Entonces ocurrió. El domingo, después de toda una tarde mirándolo de lejos, el tipo se acercó y nos preguntó si lo estábamos siguiendo. Lo hizo con una voz de gárgara dulce, casi cómplice, y nos tomó tan de sorpresa que apenas pudimos contestar que no éramos ladrones. Ni bien lo dijimos soltó la risa y se sentó con nosotros de cara al río. Tenía ojos brillosos, amables, y una sonrisa de cardenal que parecía traída de alguna de sus películas –aunque no sabíamos cuáles-. El Oreja le dijo que un amigo de su padre también era italiano, de Viterbo, y el Ruso, siempre a flote de cualquier ignorancia, le aseguró sin demasiados detalles que lo admiraba desde chiquito.
Estábamos sentados sobre los restos de una explanada de hormigón, cerca del canal que desaguaba en las tres bocas del Río Santiago. El tipo sonreía y hablaba de él como si no tuviera importancia; nos preguntaba sobre nosotros, se abanicaba con el sombrero y cada tanto, sin dejar de sonreír, pensaba una frase en italiano y la soltaba al aire sin traducción.
Nos contó que le gustaba el tango, que amaba la pesca y los barquitos encerrados en botella, y que en la película que estaba filmando, allá en Colonia, tenía que cantar junto a otros actores una canción llamada Caminito.
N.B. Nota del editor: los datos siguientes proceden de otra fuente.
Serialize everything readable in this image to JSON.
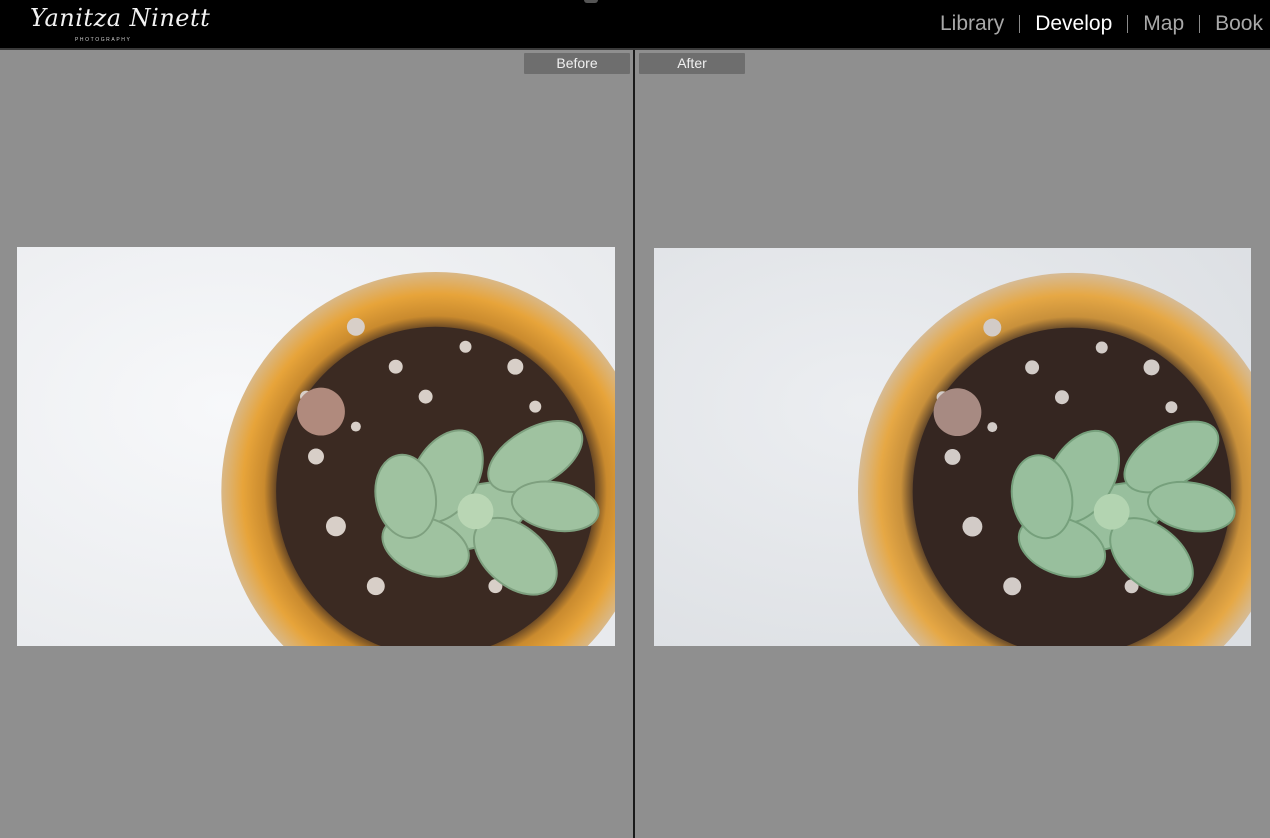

-¿Conocen Caminito? –preguntó con algo de pena y curiosidad.
Con mis amigos nos miramos y negamos con la cabeza. Sólo el Ruso dijo que alguna vez lo había escuchado, pero que no se lo acordaba. El tipo sonrió y se levantó con algo de esfuerzo. Parecía agitado.
-¿Puedo cantarlo?
Lo estudiamos como una rareza y creo que hasta llegamos a pensar que estaba medio borracho. Dejamos que cantara ese tango y entonara otros que se le venían a la memoria una y otra vez. Luego, recitó parte de su guión y nos dedicó cada frase como si fuésemos los últimos espectadores del planeta. Parecía contento, y al terminar se acomodó el panamá y se despidió con una frase que no llegamos a entender:
-La cosa pericolosa della curva, cari ragazzi, è che potrebbe non tornare indietro.
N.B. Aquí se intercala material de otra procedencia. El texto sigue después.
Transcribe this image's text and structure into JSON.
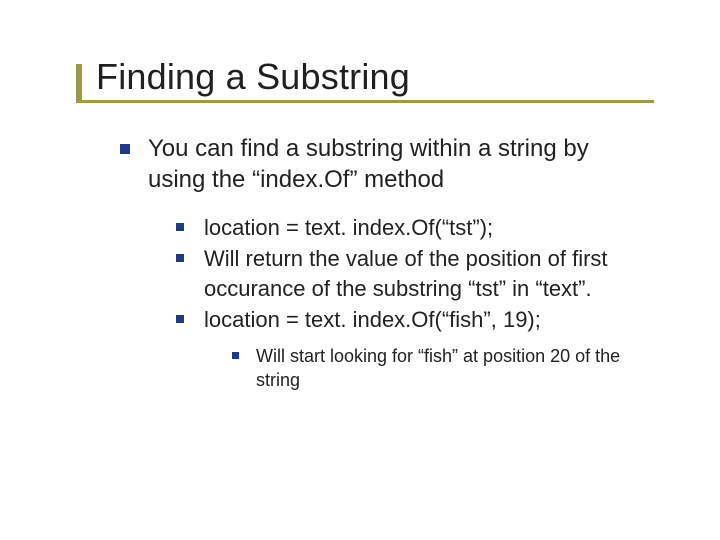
{
  "title": "Finding a Substring",
  "b1": {
    "text": "You can find a substring within a string by using the “index.Of” method"
  },
  "b2": {
    "i0": "  location = text. index.Of(“tst”);",
    "i1": "Will return the value of the position of first occurance of the substring “tst” in “text”.",
    "i2": "  location = text. index.Of(“fish”, 19);"
  },
  "b3": {
    "i0": "Will start looking for “fish” at position 20 of the string"
  }
}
Algunos días después, al regresar a mi casa, me enteré por la televisión que la escena que se había filmado en Berisso era parte de la película De eso no se habla, y que el tipo con el que habíamos estado toda una tarde se llamaba Marcello Mastroianni e interpretaba en aquel film a un caballero europeo que se enamoraba de una enana. En esa historia, supe después, la enana se iba con el circo y abandonaba a Mastroianni para siempre.
Por supuesto que nadie me creyó nunca esta historia. Y es justo. Lo pienso a la distancia y la memoria se hace amable pero auténtica: el tipo sin nombre había actuado sólo para nosotros, sin cámaras y sin testigos, y lo había hecho con una entrega absoluta, sabio, bajo un cielo de río y tarareando compases como si hubiéramos sido los cuatro viejos y queridos amigos. Mastroianni nos había cantado un tango. Y nosotros ni siquiera sabíamos la letra.